Hybridization of the blocker in this example, inhibits a
selectable quality such as a restriction site, thereby in the
case of a restriction site, disallowing cloning of the
blocked biological molecule. When the detection system
comprises detection of cloned biological molecules then
inhibition of the selectable quality results in blocking of
detection of blocked biological molecules.
-
Figure 4. Schematic representation of an example wherein the
blocker is associated to a solid support. The solid support
may be a bead as depicted and/or a surface. In this schematic
representation the blocker is associated with a biological
molecule of the library.
-
Figure 5. Photograph of an ethidiumbromide stained 12%
polyacrylamid gel containing separated DNA after PCR. On top
is indicated if template DNA and/or PNA was added to the PCR
mixture. Each PCR mixture also contained 2.5 * 10-7 M of both
primers OMP351 and P1A, 0.25 mM of each dNTP and 5 U SuperTaq
(HT Biotechnologies Ltd., Cambridge, UK) polymerase in a
total volume of 100 µl SuperTaq buffer. Before starting the
PCR 70 µl of mineral oil is put on top to avoid evaporation.

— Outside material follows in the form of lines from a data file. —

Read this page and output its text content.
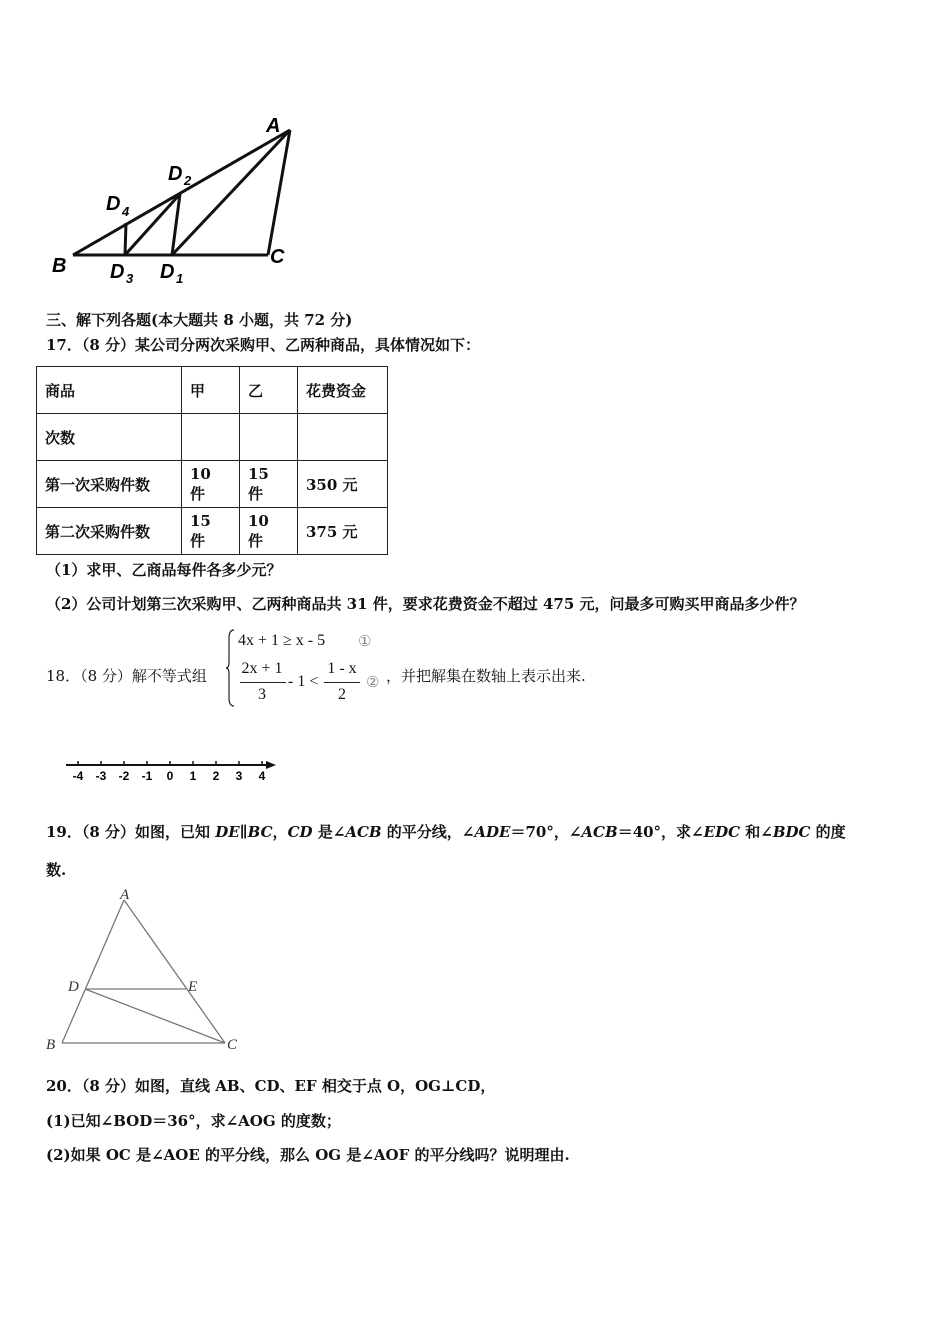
A
B	C
D 1
D 2
D 3
D 4
三、解下列各题(本大题共 8 小题，共 72 分)
17．（8 分）某公司分两次采购甲、乙两种商品，具体情况如下：
商品	甲	乙	花费资金
次数			
第一次采购件数	10 件	15 件	350 元
第二次采购件数	15 件	10 件	375 元
（1）求甲、乙商品每件各多少元？
（2）公司计划第三次采购甲、乙两种商品共 31 件，要求花费资金不超过 475 元，问最多可购买甲商品多少件？
18．（8 分）解不等式组
4x + 1 ≥ x - 5 ①
2x + 1
3
- 1 <
1 - x
2
② ，并把解集在数轴上表示出来.
-4 -3 -2 -1 0 1 2 3 4
19．（8 分）如图，已知 DE∥BC，CD 是∠ACB 的平分线，∠ADE＝70°，∠ACB＝40°，求∠EDC 和∠BDC 的度
数.
A
B	C
D	E
20．（8 分）如图，直线 AB、CD、EF 相交于点 O，OG⊥CD，
(1)已知∠BOD＝36°，求∠AOG 的度数；
(2)如果 OC 是∠AOE 的平分线，那么 OG 是∠AOF 的平分线吗？说明理由.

The PCR was performed on a hybaid™ thermal reactor (HYBAID,
Middlesex, UK), using to following program: 10' 95°C, 17
cycles {1' 95°C, 1' 56°C, 1' 48°C, 1' 72°C}, 10' 72°C. Of each
sample 20 µl was mixed with 5 µl loading buffer and separated
on a 12% polyacrylamid gel at 10 V/cm for 2 hours (detailed
procedure: J. Sambrook, E.F. Fritsch, T. Maniatis, Molecular
Clonin: A laboratory manual. Cold Spring harbor Laboratory
press, 1989). DNA was visualized with UV after
ethidiumbromide staining. DNA concentration after PCR was
determined using the PicoGreen dsDNA Quantitation Kit
(Molecular Probes Eugene, Oregon, USA) and a LS50B
luminescence spectrometer with well-plate reader (Perkin-Elmer
Corp., Analytical Instruments, Norwalk CT, USA).